Rather, Naftali argues Trump and Republicans largely have been insulated from accountability by deep social and political divisions.

There are conflicting signals coming from the nine Jan. 6 committee members in how much to promise as they try to organize information in an understandable way from more than 1,000 private interviews or depositions, more than 100,000 records, miles of video footage, and witness testimony.

Court papers, sworn testimonies and other investigative documents indicate that Justice Department officials Jeff Rosen and Richard Donoghue, along with aides to aides to former Vice President Mike Pence, including his former chief of staff Marc Short and former general counsel Greg Jacob, may appear.

Others who might testify include Cassidy Hutchinson, a former aide to the last Trump White House chief of staff Mark Meadows, and Keith Kellogg, a retired Army lieutenant general and Pence aide who was with Trump on Jan. 6.

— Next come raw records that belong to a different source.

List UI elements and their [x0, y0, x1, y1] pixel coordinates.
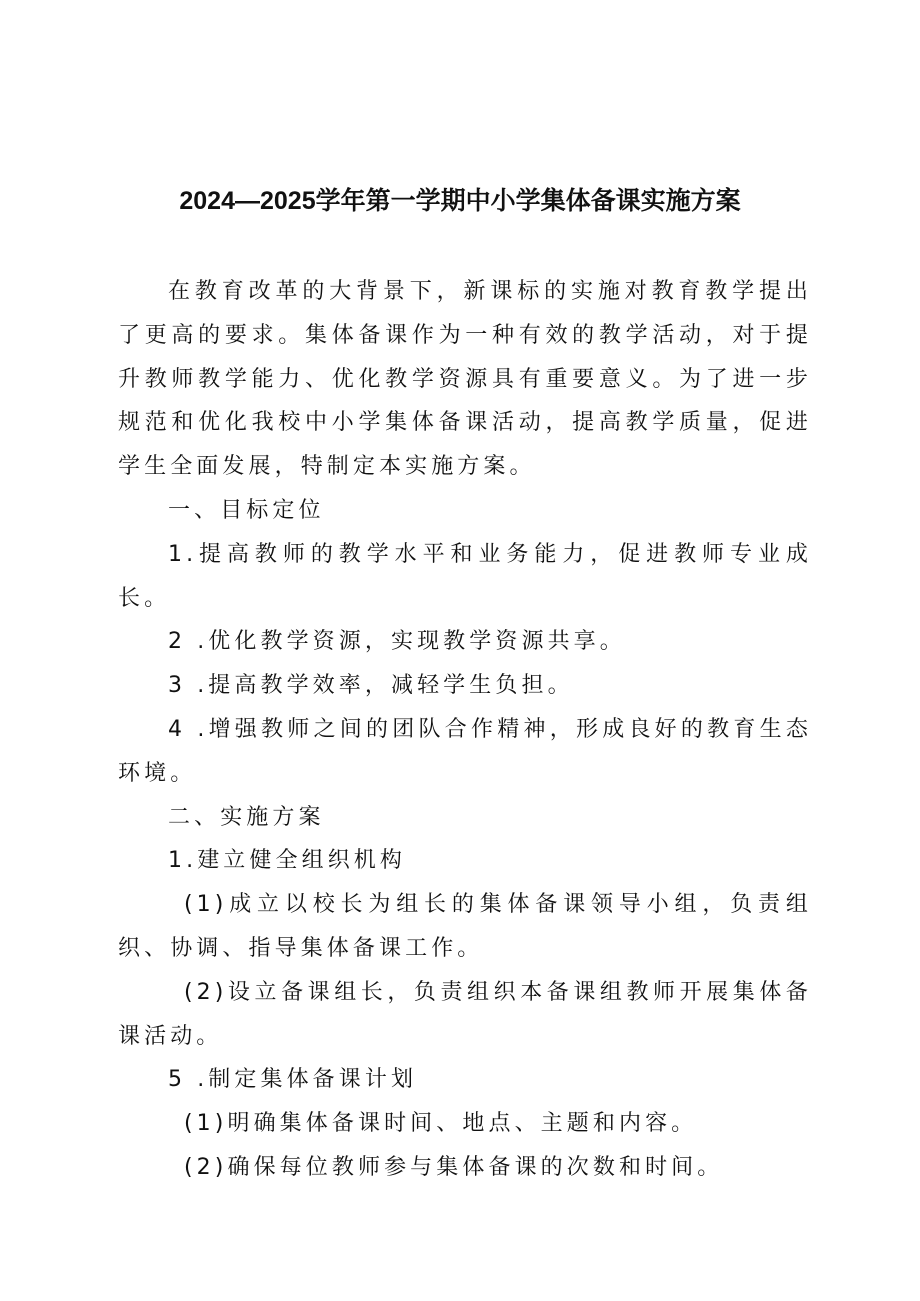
goal-item-3: 3 .提高教学效率，减轻学生负担。: [168, 673, 574, 699]
plan-item-1: 1.建立健全组织机构: [168, 848, 406, 874]
plan-item-5: 5 .制定集体备课计划: [168, 1067, 418, 1093]
section-heading-goals: 一、目标定位: [168, 497, 325, 523]
plan-subitem-5-2: (2)确保每位教师参与集体备课的次数和时间。: [184, 1154, 724, 1180]
section-heading-plan: 二、实施方案: [168, 804, 325, 830]
goal-item-1: 1.提高教师的教学水平和业务能力，促进教师专业成长。: [118, 541, 812, 611]
plan-subitem-1-1: (1)成立以校长为组长的集体备课领导小组，负责组织、协调、指导集体备课工作。: [118, 892, 812, 961]
goal-item-4: 4 .增强教师之间的团队合作精神，形成良好的教育生态环境。: [118, 716, 812, 786]
plan-subitem-5-1: (1)明确集体备课时间、地点、主题和内容。: [184, 1111, 698, 1137]
goal-item-2: 2 .优化教学资源，实现教学资源共享。: [168, 629, 626, 655]
plan-subitem-1-2: (2)设立备课组长，负责组织本备课组教师开展集体备课活动。: [118, 979, 812, 1049]
document-title: 2024—2025学年第一学期中小学集体备课实施方案: [179, 187, 741, 215]
document-body: [118, 270, 812, 1190]
intro-paragraph: 在教育改革的大背景下，新课标的实施对教育教学提出了更高的要求。集体备课作为一种有效的教学活动，对于提升教师教学能力、优化教学资源具有重要意义。为了进一步规范和优化我校中小学集体备课活动，提高教学质量，促进学生全面发展，特制定本实施方案。: [118, 279, 812, 480]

Some panel members such as Representative Jamie Raskin, a Maryland Democrat, say they “will tell a story that will really blow the roof off the House.” Others, like Logren and Representative Pete Aguilar, California Democrats, are more circumspect in that the job is to present information credibly and accessibly for a wide swath of the American public.

“I think we should be honest about the expectations,” Aguilar said. “Our job is to tell the truth. It’s not to, you know, create the next Marvel movie.”